La gara femminile ha offerto un’impresa epica, di quelle che ormai non si vedono più nelle corse maschili, con l’ultima vincitrice del Giro Rosa che se ne è andata in solitaria ancor prima di entrare nel circuito finale ed ha rifilato oltre 2 minuti alla seconda classificata, in un tracciato davvero complicato tecnicamente ma senza salite da scalatori puri.
La gara maschile non è stata da meno perché, anche se non ha riservato lo spettacolo della grande impresa, è stata comunque incerta sino all’ultimo, molto selettiva anche a causa della pioggia con ritiri e corridori staccati ad ogni giro.
Gara interpretata alla perfezione dagli uomini di Davide Cassani che hanno inserito due punte nel tentativo giusto, creando la superiorità numerica, mancata poi nel finale, e con gli altri membri bravissimi a restare in testa al gruppo nel ruolo di stopper, contribuendo alla buona riuscita del tentativo.

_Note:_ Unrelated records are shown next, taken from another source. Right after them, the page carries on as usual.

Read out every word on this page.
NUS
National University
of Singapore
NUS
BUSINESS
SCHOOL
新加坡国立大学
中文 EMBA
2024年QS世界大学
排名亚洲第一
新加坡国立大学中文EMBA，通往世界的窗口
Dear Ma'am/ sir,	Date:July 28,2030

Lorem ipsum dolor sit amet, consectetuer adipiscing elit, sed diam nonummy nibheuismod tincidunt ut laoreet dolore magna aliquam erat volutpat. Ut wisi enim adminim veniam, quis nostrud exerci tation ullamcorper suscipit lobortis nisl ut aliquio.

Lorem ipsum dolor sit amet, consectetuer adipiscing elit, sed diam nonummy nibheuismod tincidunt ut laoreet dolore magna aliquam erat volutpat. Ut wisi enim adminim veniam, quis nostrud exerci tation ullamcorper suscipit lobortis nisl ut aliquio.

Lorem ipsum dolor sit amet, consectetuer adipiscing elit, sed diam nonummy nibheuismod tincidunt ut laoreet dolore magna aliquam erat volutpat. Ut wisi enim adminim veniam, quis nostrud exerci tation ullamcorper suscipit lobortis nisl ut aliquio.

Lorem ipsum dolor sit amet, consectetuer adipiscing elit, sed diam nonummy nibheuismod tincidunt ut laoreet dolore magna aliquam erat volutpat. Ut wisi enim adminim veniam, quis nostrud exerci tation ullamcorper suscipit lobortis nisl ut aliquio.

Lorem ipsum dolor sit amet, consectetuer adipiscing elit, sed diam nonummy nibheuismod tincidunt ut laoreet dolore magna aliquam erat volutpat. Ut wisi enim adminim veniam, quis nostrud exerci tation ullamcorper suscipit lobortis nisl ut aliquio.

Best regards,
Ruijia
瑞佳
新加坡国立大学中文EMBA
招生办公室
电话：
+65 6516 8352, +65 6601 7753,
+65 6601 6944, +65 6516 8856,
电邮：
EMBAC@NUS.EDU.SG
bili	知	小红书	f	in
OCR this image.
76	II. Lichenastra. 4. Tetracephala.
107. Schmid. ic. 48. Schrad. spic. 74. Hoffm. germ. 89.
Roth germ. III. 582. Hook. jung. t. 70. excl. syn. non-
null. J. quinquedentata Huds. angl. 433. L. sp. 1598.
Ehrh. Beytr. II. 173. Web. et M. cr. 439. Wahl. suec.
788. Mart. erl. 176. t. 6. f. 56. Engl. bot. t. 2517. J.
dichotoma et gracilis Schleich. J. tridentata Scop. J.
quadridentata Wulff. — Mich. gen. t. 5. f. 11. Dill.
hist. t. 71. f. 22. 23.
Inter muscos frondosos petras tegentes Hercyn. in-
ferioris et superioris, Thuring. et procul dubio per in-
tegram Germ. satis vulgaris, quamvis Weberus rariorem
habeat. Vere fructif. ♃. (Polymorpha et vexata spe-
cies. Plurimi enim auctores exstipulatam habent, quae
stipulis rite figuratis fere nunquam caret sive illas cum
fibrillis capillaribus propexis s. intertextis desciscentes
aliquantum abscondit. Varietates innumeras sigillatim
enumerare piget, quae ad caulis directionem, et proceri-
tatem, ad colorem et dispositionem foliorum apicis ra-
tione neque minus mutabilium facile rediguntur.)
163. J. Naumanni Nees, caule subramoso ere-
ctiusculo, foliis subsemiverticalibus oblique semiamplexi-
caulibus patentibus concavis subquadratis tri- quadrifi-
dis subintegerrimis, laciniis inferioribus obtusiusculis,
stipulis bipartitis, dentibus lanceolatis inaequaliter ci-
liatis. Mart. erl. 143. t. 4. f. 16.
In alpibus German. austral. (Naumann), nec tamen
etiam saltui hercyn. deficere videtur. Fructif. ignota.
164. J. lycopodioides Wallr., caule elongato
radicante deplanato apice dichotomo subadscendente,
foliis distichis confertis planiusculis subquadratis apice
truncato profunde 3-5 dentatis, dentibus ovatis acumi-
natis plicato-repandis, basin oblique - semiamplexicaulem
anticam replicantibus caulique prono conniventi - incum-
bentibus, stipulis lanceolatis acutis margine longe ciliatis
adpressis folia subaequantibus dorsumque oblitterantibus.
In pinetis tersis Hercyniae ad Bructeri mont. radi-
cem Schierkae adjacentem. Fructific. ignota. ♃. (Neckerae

Matteo Trentin ha seguito il superfavorito Mathieu Van der Poel (Paesi Bassi) e, quando costui ha ceduto di schianto probabilmente a causa di una crisi di fame, il trentino ne ha ereditato il ruolo. Nettamente più veloce di Mads Pedersen (Danimarca) e di Stefan Küng (Svizzera), che gli hanno tenuto compagnia sin sul traguardo, il capitano della nazionale italiana ha ceduto proprio in volata. Ha tentato di uscire ai 200 metri, forse un po’ troppo presto, ma non è stato certamente questo il problema poichè si è visto nettamente che Pedersen ne aveva molto di più. La gara del resto è stata molto dispendiosa, sia per l’elevata distanza che, pur se inopinatamente ridotta rispetto al chilometraggio previsto, era comunque superiore a 260 Km, sia per le condizioni meteorologiche che hanno costretto i corridori a gareggiare sotto la pioggia per molte ore su di un tracciato planimetricamente complesso.
Il primo imprevisto è stato causato proprio dalla pioggia che ha costretto gli organizzatori ad eliminare due salite abbastanza toste previste nel tratto in linea, riducendo contestualmente il chilometraggio dai 280 chilometri originariamente previsti ai 261 effettivamente percorsi. La decisione appare francamente bizzarra dato che quella zona del Regno Unito è notoriamente piovosissima, per cui l’organizzazione doveva essere predisposta pensando ad una elevatissima possibilità di gara bagnata.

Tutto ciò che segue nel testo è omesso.